Hacker group Lulz Security (LulzSec) claims it has accessed the servers hosting Sony Pictures Entertainment and obtained the e-mail addresses, birth dates and passwords of more than one million users.
Sony says it is aware of LulzSec's statement and is investigating, according to BBC reports.
The claims came as Sony said it had restored its PlayStation Network after nearly a month and assured customers that it had beefed up its network security.
Review of online security
Last month, Sony chief executive Howard Stringer said the company was conducting a major review of online vulnerabilities.
The company has estimated the data breach will result in a $170m (£104m) hit to its operating profit, but pundits say the cost of reputational damage is likely to be much greater.
LulzSec claims to have hacked into an unencrypted database using the well-known SQL injection attack method.
"This is disgraceful and insecure: they were asking for it," the statement said.

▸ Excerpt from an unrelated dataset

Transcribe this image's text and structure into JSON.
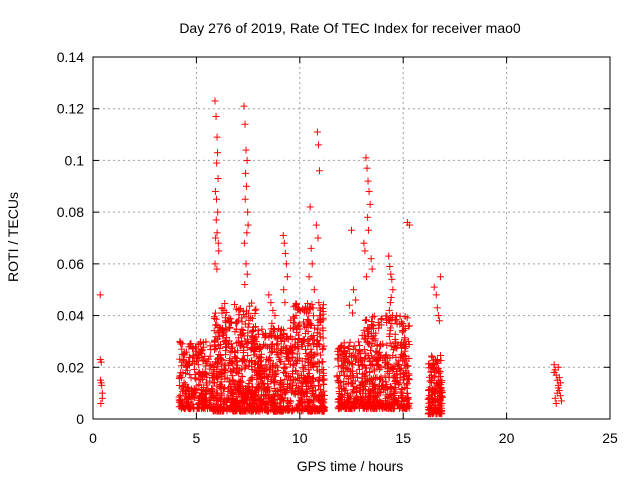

Critical of Sony's security
Sony is yet to confirm the breach, but LulzSec posted samples of the stolen data on the LulzSec website, and security experts are taking the group's claims seriously, according to the Financial Times.
LulzSec has been identified by security researchers as a talented spin-off from Anonymous, the paper said.
The group has posted a series of critical comments about Sony through its @LulzSec Twitter account.
"I'm loving how people think they can take down lulzsecurity.com - cloudflare back-up pages storing 100% of our Sony releases. Nice try!" said one posting.